„New Connect“
Warschau lockt kleine Firmen

Mit einem neuen Handelssegment will die Warschauer Börse dem großen Interesse kleiner und mittelgroßer Unternehmen an einem Börsengang entgegenkommen. Mit dem Angebot reagiert sie auf einen klar erkennbaren Trend.

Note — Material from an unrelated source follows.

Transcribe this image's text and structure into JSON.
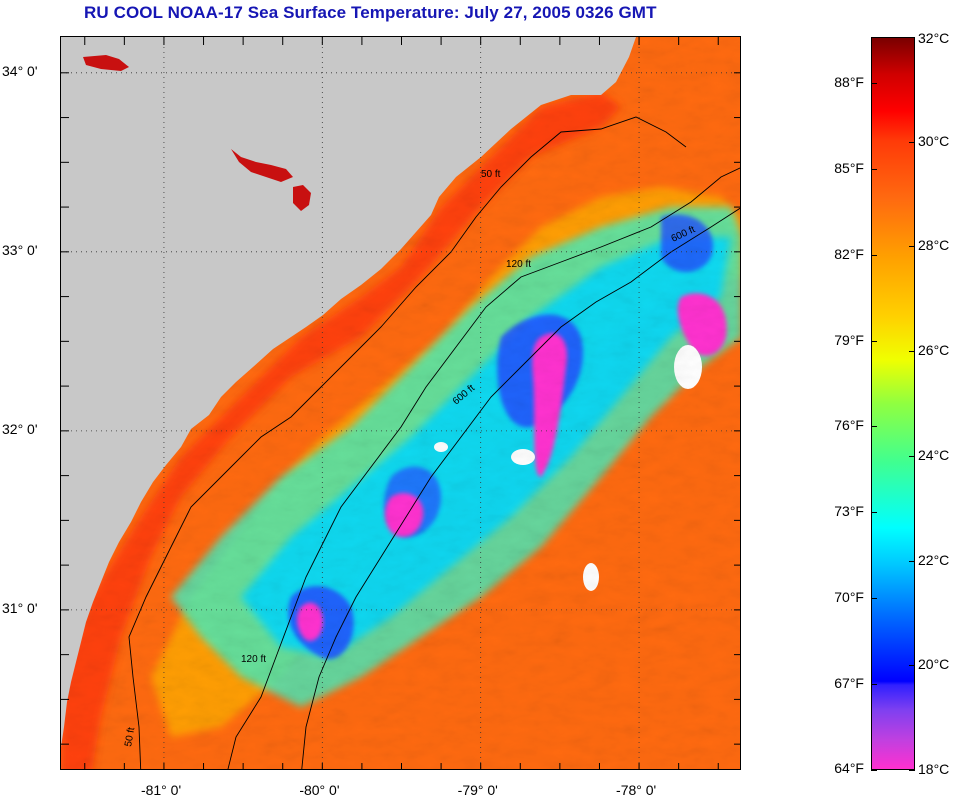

WARSCHAU. Der neue Markt der Warschauer Börse mit dem Namen „New Connect“ soll ertragsstarken Gesellschaften mit einem Marktwert zwischen zwei und fünf Mill. Euro die Chancen des Aktienmarkts bieten. „Stoßen sie bei den Anlegern auf Vertrauen, können sie möglichst schnell zum Hauptmarkt wechseln“, sagt Börsenchef Ludwik Sobolewski. Er geht davon aus, dass in den nächsten Jahren Hunderte Unternehmen von dieser Einstiegshilfe Gebrauch machen werden. Auf dem Kurszettel des Hauptmarkts stehen derzeit 300 Unternehmen.

Mit dem Angebot reagiert die Börse auf einen klar erkennbaren Trend. „Ich weiß von vielen Gesellschaften, dass sie an die Börse wollen“, berichtet Wieslaw Rozlucki, früher Börsenchef und jetzt Spitzenmanager beim Ölkonzern PKN Orlen. Analysten wie Jacek Socha von Pricewaterhouse-Coopers gehen davon aus, dass es in diesem Jahr bis zu 120 Neuzulassungen an der Börse geben wird. „Warschau wird zum Zentrum des Kapitalmarkts in Mittel- und Osteuropa“, meint Socha.

Dabei wird das Börsengeschäft vor allem durch das große Interesse einheimischer und ausländischer Kleinaktionäre angetrieben, die ihr Geld in den großen Investmentfonds anlegen. Der Analyst Roland Paszkiewicz von der Bank Pekao schätzt, dass die von den Fonds gegenwärtig verwalteten polnischen Aktien einen Gesamtwert von 123 Mrd. Zloty (gut 32 Mrd. Euro) haben. „Dieser gewaltige Strom treibt die Kurse nach oben“, sagt Paszkiewicz.

Ein Blick auf die Kursentwicklung bestätigt diese Einschätzung. Seit Jahresbeginn hat der Warschauer Hauptindex WIG um knapp 25 Prozent auf ein Rekordhoch zugelegt. Analysten wie Adam Korecki vom Warschauer Maklerbüro TMS Brokers sehen auch für die nächsten Monate erhebliches Kurspotenzial.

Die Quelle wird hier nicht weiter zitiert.